Quais são as consequências?
Fizemos um estudo no laboratório com bebés que obteve conclusões muito interessantes. Tentámos perceber o que distingue os bebés que já sabem agir de forma adequada numa situação de risco dos que não sabem. Ou seja, neste caso um bebé quando se aproxima a gatinhar de um precipício real ou de um com água [os bebés estão numa plataforma e seguros por um arnês], o que distingue aqueles que param dos que avançam.
Qual foi a conclusão?
O que percebemos em estudos deste género é que os bebés que tomam as decisões mais ajustadas são aqueles que já têm mais experiência a gatinhar, já experimentaram o mundo. Os bebés têm de ter tempo de chão, não podem estar sempre presos no carrinho. Veem-se nos centros comerciais, crianças de 4 e 5 anos num carrinho. Não é preciso, elas conseguem andar.
Têm de cair?
Têm de cair. Como é que começámos a andar? Foi depois de cair imensas vezes. Os pais têm de os deixar cair porque isso é importante. É claro que correr riscos não é o mesmo que abrir as varandas do 9º andar ou deixá-los sozinhas na piscina. As casas têm de ser pensadas para as crianças poderem explorar, não é a prendê-las em cadeirinhas ou em parques.

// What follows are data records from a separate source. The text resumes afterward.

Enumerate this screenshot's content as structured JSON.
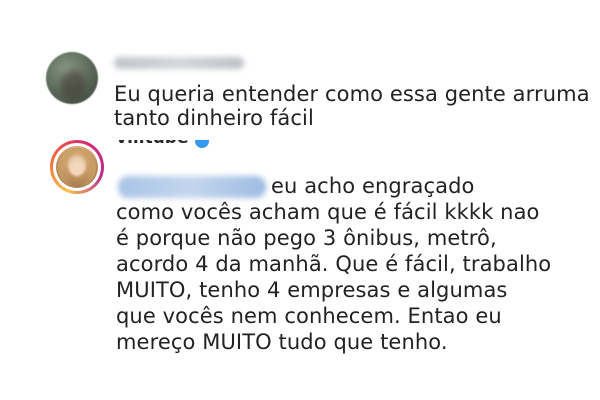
{
  "comments": [
    {
      "avatar_icon": "blurred-user-photo-icon",
      "lines": [
        "Eu queria entender como essa gente arruma",
        "tanto dinheiro fácil"
      ]
    }
  ],
  "reply": {
    "username": "viiitube",
    "verified": true,
    "avatar_icon": "user-photo-with-story-ring-icon",
    "lines": [
      "eu acho engraçado",
      "como vocês acham que é fácil kkkk nao",
      "é porque não pego 3 ônibus, metrô,",
      "acordo 4 da manhã. Que é fácil, trabalho",
      "MUITO, tenho 4 empresas e algumas",
      "que vocês nem conhecem. Entao eu",
      "mereço MUITO tudo que tenho."
    ]
  },
  "colors": {
    "story_ring": [
      "#f9c04a",
      "#f26a3e",
      "#d8296e",
      "#b52f8f"
    ],
    "verified_badge": "#3897f0",
    "mention_blur": "#a8c4e6"
  }
}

Podia dar exemplos de como está a diminuir essa autonomia?
O professor Carlos Neto diz uma coisa muito engraçada: "Uma criança saudável tem de ter os joelhos esfolados." E hoje em dia isso não é valorizado. As crianças já não sobem às árvores. E se um pai deixa uma criança subir às árvores, tem os outros a dizer: "Olhe, o seu filho está no cimo da árvore." Isto aconteceu-me. Há um julgamento social.
Qual é a importância dessa brincadeira livre?

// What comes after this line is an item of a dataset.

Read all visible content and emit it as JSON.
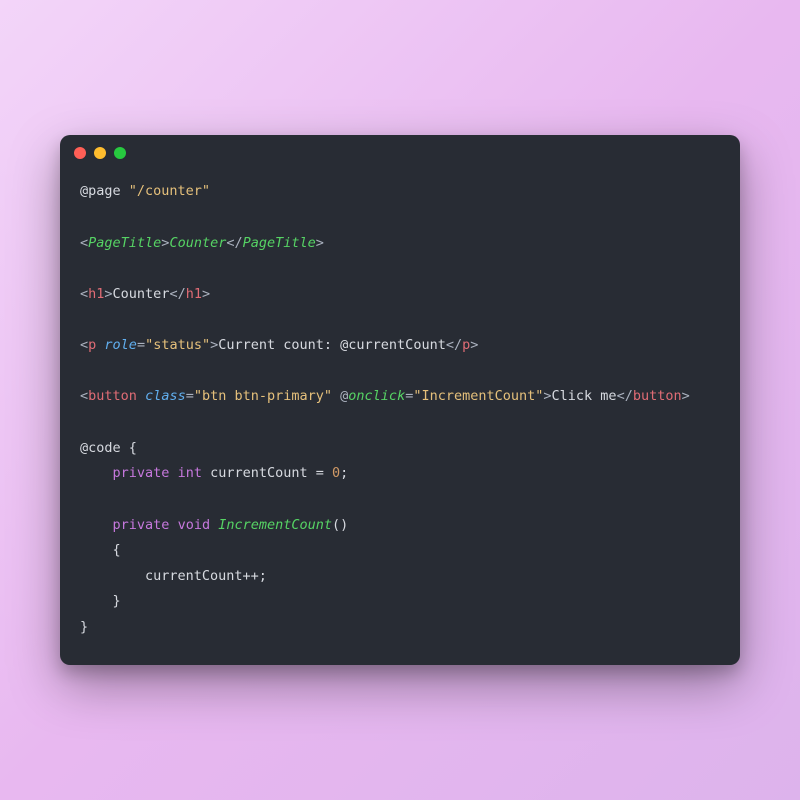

As crianças têm agendas mais preenchidas que os adultos, com tantas atividades. Quando têm liberdade para brincar nos parques infantis os pais dizem: "Não subas ao escorrega, não te sujes." Se não se confrontam ali com o risco, que é um ambiente relativamente controlado, quando vai ser? Há parques infantis onde vemos os pais a fazer mais atividade física do que as crianças, porque estão ali a empurrar o baloiço quando já não precisam.
Porque não lhes dão autonomia?
Têm medo que eles se magoem, mas o risco é necessário. É mais fácil falar dos acidentes, daquele que partiu o braço, do que contabilizar as coisas positivas. Ou seja, o que ganharam em autonomia ao conseguir tomar decisões, ou em autoconfiança por terem conseguido subir à árvore. A perda de autonomia vê-se até quando vemos jovens a chegar à universidade de carro com os pais. E não será certamente porque o pai trabalha lá ao lado. Vê-se pais no dia da matrícula na universidade... A autonomia das crianças e jovens tem vindo a diminuir de geração em geração. É certo que as cidades estão muito diferentes, são desenhadas para os carros, mas é possível.
Esse medo pode ser controlado com a regra dos 17 segundos? Pode explicar?
Num dos projetos em que participámos, andámos pela Europa a ver boas práticas e uma das coisas que os noruegueses nos mencionaram foi a regra dos 17 segundos. "Digam aos pais e professores para quando querem dizer ‘não’ às crianças – há esta sociedade do "não": "não subas, não te sujes, cuidado" – esperem 17 segundos e olhem à volta. Depois de analisar se é mesmo preciso dizer ou fazer isso, é que agem." É preciso que as crianças testem os limites, resolvam os problemas sozinhas, tomem as suas decisões. Não podemos fazer tudo por eles e aos 18 anos dizer: "Agora vai tomar decisões sozinho e já podes votar."
Outra área que estuda é a mobilidade e a autonomia e Portugal é dos piores países nessa área?
Ao longo do tempo tem havido um decréscimo na independência e na mobilidade das crianças. Em 2012, fizemos parte de num estudo com 16 países, feito pelo Policy Studies Institute, em que perguntámos aos pais como é que os filhos iam para a escola. O que percebemos é que em Portugal. a geração destes pais, que tinham filhos com 8/9 anos, na idade deles só 9% ia de carro para a escola, e quase 90% a pé. Já os filhos deles, quase 60% iam de carro e cerca de 35% a pé. Mas dados mais recentes de outro estudo que fizemos agora, com a Federação Portuguesa de Futebol, mostra que piorou – 75% das crianças iam de carro e 11% a pé.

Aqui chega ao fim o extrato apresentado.